Quoting the Java language spec:

If at least one of the operands to a binary operator is of floating-point type, then the operation is a floating-point operation, even if the other is integral.

If at least one of the operands to a numerical operator is of type double, then the operation is carried out using 64-bit floating-point arithmetic, and the result of the numerical operator is a value of type double. If the other operand is not a double, it is first widened (§5.1.5) to type double by numeric promotion (§5.6).

Otherwise, the operation is carried out using 32-bit floating-point arithmetic, and the result of the numerical operator is a value of type float. (If the other operand is not a float, it is first widened to type float by numeric promotion.)

Answer 4

The answer to your question is probably in the Floating point operation section of the Java Language Specification and in this older post. You are probably experiencing rounding errors due to the implicit conversion that is ocurring.

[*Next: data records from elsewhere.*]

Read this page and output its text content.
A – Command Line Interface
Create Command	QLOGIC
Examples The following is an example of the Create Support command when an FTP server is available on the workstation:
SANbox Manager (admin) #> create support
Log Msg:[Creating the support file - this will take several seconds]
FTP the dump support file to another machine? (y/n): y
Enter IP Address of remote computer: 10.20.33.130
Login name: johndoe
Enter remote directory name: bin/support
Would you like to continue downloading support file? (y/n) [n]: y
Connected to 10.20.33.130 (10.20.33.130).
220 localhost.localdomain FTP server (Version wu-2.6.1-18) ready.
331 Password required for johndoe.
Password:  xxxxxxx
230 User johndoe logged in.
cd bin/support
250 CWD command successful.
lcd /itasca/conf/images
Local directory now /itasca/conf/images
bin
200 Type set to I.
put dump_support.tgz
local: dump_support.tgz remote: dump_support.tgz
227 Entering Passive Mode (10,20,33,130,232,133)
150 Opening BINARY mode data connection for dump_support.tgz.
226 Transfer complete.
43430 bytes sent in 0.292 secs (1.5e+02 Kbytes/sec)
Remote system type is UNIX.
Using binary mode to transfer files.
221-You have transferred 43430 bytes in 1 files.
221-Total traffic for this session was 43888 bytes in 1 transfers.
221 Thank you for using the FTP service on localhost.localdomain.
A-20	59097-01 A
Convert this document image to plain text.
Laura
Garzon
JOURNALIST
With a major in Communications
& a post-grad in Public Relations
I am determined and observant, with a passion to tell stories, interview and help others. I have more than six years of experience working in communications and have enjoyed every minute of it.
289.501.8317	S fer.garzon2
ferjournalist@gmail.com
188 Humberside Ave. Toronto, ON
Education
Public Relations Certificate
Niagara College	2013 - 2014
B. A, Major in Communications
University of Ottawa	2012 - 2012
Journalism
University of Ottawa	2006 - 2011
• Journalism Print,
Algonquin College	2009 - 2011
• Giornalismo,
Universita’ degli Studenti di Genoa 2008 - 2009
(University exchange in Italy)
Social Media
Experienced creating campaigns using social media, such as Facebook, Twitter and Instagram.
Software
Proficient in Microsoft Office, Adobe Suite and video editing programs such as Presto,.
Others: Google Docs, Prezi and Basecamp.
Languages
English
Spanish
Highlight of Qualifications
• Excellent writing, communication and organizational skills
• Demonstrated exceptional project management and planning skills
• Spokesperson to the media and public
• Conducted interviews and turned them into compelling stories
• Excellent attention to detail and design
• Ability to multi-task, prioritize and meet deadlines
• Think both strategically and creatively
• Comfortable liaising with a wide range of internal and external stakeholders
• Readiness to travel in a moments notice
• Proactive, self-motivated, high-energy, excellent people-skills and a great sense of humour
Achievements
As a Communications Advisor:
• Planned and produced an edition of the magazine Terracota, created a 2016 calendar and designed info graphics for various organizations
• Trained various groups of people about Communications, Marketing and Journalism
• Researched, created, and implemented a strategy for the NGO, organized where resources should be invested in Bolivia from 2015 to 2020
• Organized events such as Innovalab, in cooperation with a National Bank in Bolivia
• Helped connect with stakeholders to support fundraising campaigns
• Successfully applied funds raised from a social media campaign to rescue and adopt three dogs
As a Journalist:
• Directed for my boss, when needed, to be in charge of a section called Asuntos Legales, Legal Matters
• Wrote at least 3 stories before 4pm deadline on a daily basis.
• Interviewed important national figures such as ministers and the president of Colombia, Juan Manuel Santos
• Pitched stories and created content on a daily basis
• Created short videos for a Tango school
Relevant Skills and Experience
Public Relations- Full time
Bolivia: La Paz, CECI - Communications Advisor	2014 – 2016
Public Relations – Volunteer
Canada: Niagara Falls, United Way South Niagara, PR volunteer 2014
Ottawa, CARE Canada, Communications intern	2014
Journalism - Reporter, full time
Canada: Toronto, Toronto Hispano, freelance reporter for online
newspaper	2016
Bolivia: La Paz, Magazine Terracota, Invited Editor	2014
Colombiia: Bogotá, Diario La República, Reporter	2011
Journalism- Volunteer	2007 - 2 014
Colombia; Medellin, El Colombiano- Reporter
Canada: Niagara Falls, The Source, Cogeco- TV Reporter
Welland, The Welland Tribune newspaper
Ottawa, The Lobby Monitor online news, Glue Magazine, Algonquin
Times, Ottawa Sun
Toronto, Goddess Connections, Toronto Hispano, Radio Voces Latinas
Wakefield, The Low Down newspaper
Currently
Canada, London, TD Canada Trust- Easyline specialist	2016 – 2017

The quote that applies to your situation is

Third operation:

If at least one of the operands to a binary operator is of floating-point type, then the operation is a floating-point operation, even if the other is integral.

Second operation:

If at least one of the operands to a numerical operator is of type double, then the operation is carried out using 64-bit floating-point arithmetic, and the result of the numerical operator is a value of type double. If the other operand is not a double, it is first widened (§5.1.5) to type double by numeric promotion (§5.6).

First operation

Otherwise, the operation is carried out using 32-bit floating-point arithmetic, and the result of the numerical operator is a value of type float. (If the other operand is not a float, it is first widened to type float by numeric promotion.)

Hence, you should not be worried, but decide what is the precision you desire and use the appropriate casting, if necessary.

Answer 5

32-bit IEEE floating point numbers have seven digits of precision; 64-bit allows 16. That's all you get. If neither of those is sufficient, you have to use BigDecimal.

This is true in every language that implements the IEE standard, not just Java.